Various: Joan of Arc Presents Don't Mind Control

Joan of Arc Presents Don't Mind Control (2010)

Polyvinyl


4
Since its inception, Joan of Arc has had over 40 members fill out various instruments as part of Tim Kinsella's utopian experimental band. So it's fitting, then, that Kinsella would one day awaken the hydra and organize a compilation of all those members' side projects, or at least 18 of them. What ...

Since its inception, Joan of Arc has had over 40 members fill out various instruments as part of Tim Kinsella's utopian experimental band. So it's fitting, then, that Kinsella would one day awaken the hydra and organize a compilation of all those members' side projects, or at least 18 of them.
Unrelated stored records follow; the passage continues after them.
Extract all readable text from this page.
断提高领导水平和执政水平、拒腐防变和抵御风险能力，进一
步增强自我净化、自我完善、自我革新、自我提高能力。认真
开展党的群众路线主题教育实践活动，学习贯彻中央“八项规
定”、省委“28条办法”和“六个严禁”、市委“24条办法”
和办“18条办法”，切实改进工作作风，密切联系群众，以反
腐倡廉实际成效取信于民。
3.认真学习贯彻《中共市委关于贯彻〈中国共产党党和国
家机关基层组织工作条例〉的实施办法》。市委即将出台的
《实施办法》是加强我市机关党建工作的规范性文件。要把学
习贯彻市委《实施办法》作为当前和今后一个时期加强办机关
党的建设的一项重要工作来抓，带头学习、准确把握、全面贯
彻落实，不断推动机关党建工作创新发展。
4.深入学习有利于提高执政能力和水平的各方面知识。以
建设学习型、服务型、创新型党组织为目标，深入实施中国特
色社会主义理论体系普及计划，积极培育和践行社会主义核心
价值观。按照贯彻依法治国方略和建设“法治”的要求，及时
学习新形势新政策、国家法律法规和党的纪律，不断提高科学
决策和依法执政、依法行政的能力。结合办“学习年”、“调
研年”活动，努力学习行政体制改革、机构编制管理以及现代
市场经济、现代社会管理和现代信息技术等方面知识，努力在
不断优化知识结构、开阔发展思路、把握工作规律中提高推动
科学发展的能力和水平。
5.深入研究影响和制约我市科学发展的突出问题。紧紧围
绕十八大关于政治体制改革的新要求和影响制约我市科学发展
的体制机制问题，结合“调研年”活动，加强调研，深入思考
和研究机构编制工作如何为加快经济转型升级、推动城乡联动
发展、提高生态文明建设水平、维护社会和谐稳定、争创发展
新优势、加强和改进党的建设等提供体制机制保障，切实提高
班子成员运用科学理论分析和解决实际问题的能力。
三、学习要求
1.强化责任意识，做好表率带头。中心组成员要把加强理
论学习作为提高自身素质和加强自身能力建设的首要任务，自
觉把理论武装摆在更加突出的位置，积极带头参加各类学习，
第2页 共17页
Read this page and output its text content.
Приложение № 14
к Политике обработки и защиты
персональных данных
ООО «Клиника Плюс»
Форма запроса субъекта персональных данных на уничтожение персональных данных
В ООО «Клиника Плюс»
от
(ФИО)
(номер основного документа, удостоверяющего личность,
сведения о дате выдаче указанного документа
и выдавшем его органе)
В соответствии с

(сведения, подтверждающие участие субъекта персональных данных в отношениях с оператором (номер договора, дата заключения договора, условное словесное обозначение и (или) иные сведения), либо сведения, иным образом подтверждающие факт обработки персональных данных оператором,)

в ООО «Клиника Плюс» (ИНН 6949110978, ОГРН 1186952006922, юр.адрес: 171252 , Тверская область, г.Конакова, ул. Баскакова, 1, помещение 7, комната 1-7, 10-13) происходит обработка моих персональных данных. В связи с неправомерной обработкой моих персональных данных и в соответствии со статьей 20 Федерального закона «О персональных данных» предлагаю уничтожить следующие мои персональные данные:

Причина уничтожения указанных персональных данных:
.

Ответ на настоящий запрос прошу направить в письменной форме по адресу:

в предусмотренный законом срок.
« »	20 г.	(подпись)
What to expect the album to be, however, is a blank stare-inducing thought: When freed from form, what would these multi-instrumentalists concoct?

The album features the whole Kinsella clan--Tim has an acoustic jam, Mike has an Owen song about the world ending and Nate has a few collaborative projects--as well as the most notable of Joan of Arc collaborators: Cale Parks, Victor Villareal and Sam Zurick with Ghosts and Vodka, et. al. The tracks range from experimental noise runs (White/Light) to full-out rockers (Disappears, Slick Conditions) to mathalicious prog attacks (Ghosts and Vodka, A Tundra) to acoustic folk jams and bass solos (Owen, Tim Kinsella, Joshua Abrams).

You can be sure there's a fair amount of standard weirdness (Birdshow, Litesalive) and there's some conventional (well, by Joan of Arc standards) indie rock as well (Euphone, Pillars and Tongues).

The package is large--18 songs total--and it's a bit discouraging to try and tackle it in one piece on your iPod, unless you need a varied soundtrack for a long and focused task. Instead, the double vinyl feels like a more manageable way to digest this collection; cut amongst four sides, it's hard to complain about it running long.

Coming in for the win is the mildly psychedelic dirge/ballad by the Cairo Gang. "Oh Solo" has it all--soulful rhythm, melodic bass, muted production and a minimalist approach that creates as much music in its negative space as it does when the chords hit. It seems weird to solo out one track amongst 18 great ones, but it's also hard denying the fact that I keep coming back for one song or another, and end up just letting the album play.